Kozmetiklerde Kullanılan Biyoteknolojik Maddeler 2: Enzimler ve Diğerleri

polisakkarit nedir

Kozmetik ve biyoteknoloji yazı serimize ait bir önceki makalemizde peptid ve protein kaynaklı kozmetik maddelerden bahsetmiştik şimdi ise kozmetik maddelerde en sık kullanılan diğer biyoteknolojik maddelerden bahsedeceğiz.

Enzimler

Enzimler, kataliz yapan biyomoleküllerdir ve neredeyse tüm enzimler protein yapılıdır. Bir canlı hücredeki tepkimelerin neredeyse tamamı yeterince hızlı olabilmek için enzimlere gerek duyar [1].

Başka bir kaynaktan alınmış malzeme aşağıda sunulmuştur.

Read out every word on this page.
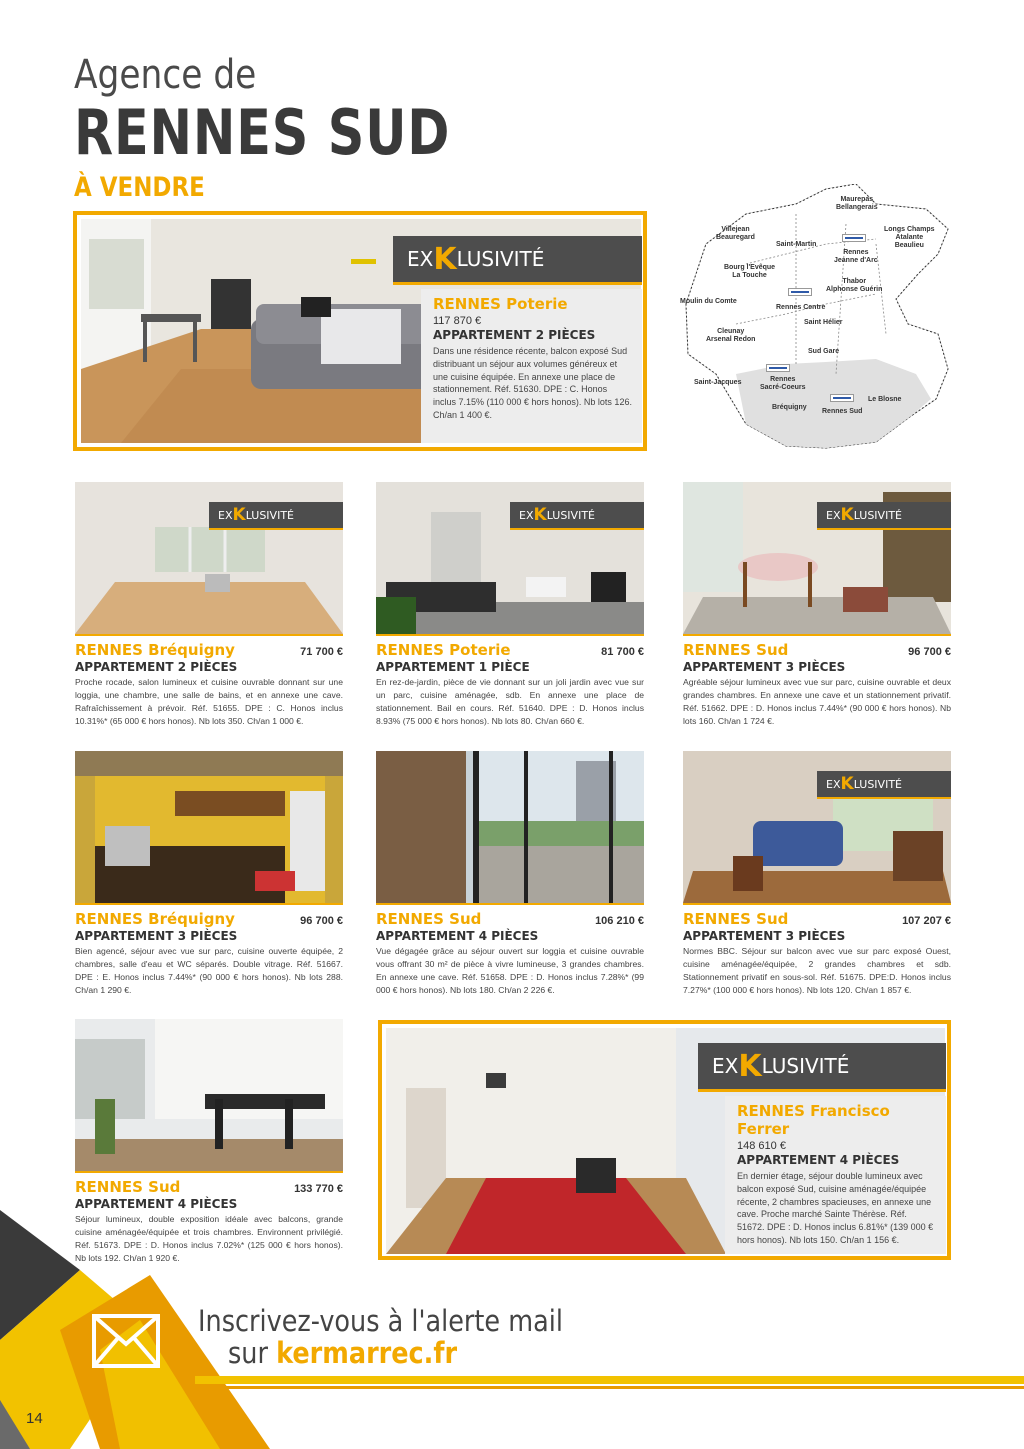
Agence de
RENNES SUD
À VENDRE
EX K LUSIVITÉ
RENNES Poterie
117 870 €
APPARTEMENT 2 PIÈCES
Dans une résidence récente, balcon exposé Sud distribuant un séjour aux volumes généreux et une cuisine équipée. En annexe une place de stationnement. Réf. 51630. DPE : C. Honos inclus 7.15% (110 000 € hors honos). Nb lots 126. Ch/an 1 400 €.
Maurepas
Bellangerais
Villejean
Beauregard
Saint-Martin
Longs Champs
Atalante
Beaulieu
Rennes
Jeanne d'Arc
Bourg l'Evêque
La Touche
Thabor
Alphonse Guérin
Moulin du Comte
Rennes Centre
Saint Hélier
Cleunay
Arsenal Redon
Sud Gare
Saint-Jacques	Rennes
Sacré-Coeurs
Bréquigny
Le Blosne
Rennes Sud
EX K LUSIVITÉ
RENNES Bréquigny	71 700 €
APPARTEMENT 2 PIÈCES
Proche rocade, salon lumineux et cuisine ouvrable donnant sur une loggia, une chambre, une salle de bains, et en annexe une cave. Rafraîchissement à prévoir. Réf. 51655. DPE : C. Honos inclus 10.31%* (65 000 € hors honos). Nb lots 350. Ch/an 1 000 €.
EX K LUSIVITÉ
RENNES Poterie	81 700 €
APPARTEMENT 1 PIÈCE
En rez-de-jardin, pièce de vie donnant sur un joli jardin avec vue sur un parc, cuisine aménagée, sdb. En annexe une place de stationnement. Bail en cours. Réf. 51640. DPE : D. Honos inclus 8.93% (75 000 € hors honos). Nb lots 80. Ch/an 660 €.
EX K LUSIVITÉ
RENNES Sud	96 700 €
APPARTEMENT 3 PIÈCES
Agréable séjour lumineux avec vue sur parc, cuisine ouvrable et deux grandes chambres. En annexe une cave et un stationnement privatif. Réf. 51662. DPE : D. Honos inclus 7.44%* (90 000 € hors honos). Nb lots 160. Ch/an 1 724 €.
RENNES Bréquigny	96 700 €
APPARTEMENT 3 PIÈCES
Bien agencé, séjour avec vue sur parc, cuisine ouverte équipée, 2 chambres, salle d'eau et WC séparés. Double vitrage. Réf. 51667. DPE : E. Honos inclus 7.44%* (90 000 € hors honos). Nb lots 288. Ch/an 1 290 €.
RENNES Sud	106 210 €
APPARTEMENT 4 PIÈCES
Vue dégagée grâce au séjour ouvert sur loggia et cuisine ouvrable vous offrant 30 m² de pièce à vivre lumineuse, 3 grandes chambres. En annexe une cave. Réf. 51658. DPE : D. Honos inclus 7.28%* (99 000 € hors honos). Nb lots 180. Ch/an 2 226 €.
EX K LUSIVITÉ
RENNES Sud	107 207 €
APPARTEMENT 3 PIÈCES
Normes BBC. Séjour sur balcon avec vue sur parc exposé Ouest, cuisine aménagée/équipée, 2 grandes chambres et sdb. Stationnement privatif en sous-sol. Réf. 51675. DPE:D. Honos inclus 7.27%* (100 000 € hors honos). Nb lots 120. Ch/an 1 857 €.
RENNES Sud	133 770 €
APPARTEMENT 4 PIÈCES
Séjour lumineux, double exposition idéale avec balcons, grande cuisine aménagée/équipée et trois chambres. Environnent privilégié. Réf. 51673. DPE : D. Honos inclus 7.02%* (125 000 € hors honos). Nb lots 192. Ch/an 1 920 €.
EX K LUSIVITÉ
RENNES Francisco Ferrer
148 610 €
APPARTEMENT 4 PIÈCES
En dernier étage, séjour double lumineux avec balcon exposé Sud, cuisine aménagée/équipée récente, 2 chambres spacieuses, en annexe une cave. Proche marché Sainte Thérèse. Réf. 51672. DPE : D. Honos inclus 6.81%* (139 000 € hors honos). Nb lots 150. Ch/an 1 156 €.
Inscrivez-vous à l'alerte mail
sur kermarrec.fr
14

Biyoteknolojideki ilerlemeler, yeni faaliyetler gösteren farklı türlerdeki enzimlerin, endüstriyel amaçlarla kullanımının artışını sağlamaktadır. Biyoteknolojide en sık kullanılan enzimler, moleküllerin parçalanmasını katalize eden lipazlardır. Araştırmacılar, lipazların yapı-fonksiyon ilişkilerinin anlaşılmasının, biyoteknolojik uygulamalar için düşük sıcaklıklarda aktif olan yeni lipazların uyarlanmasını sağlayacağını düşünmektedir [2].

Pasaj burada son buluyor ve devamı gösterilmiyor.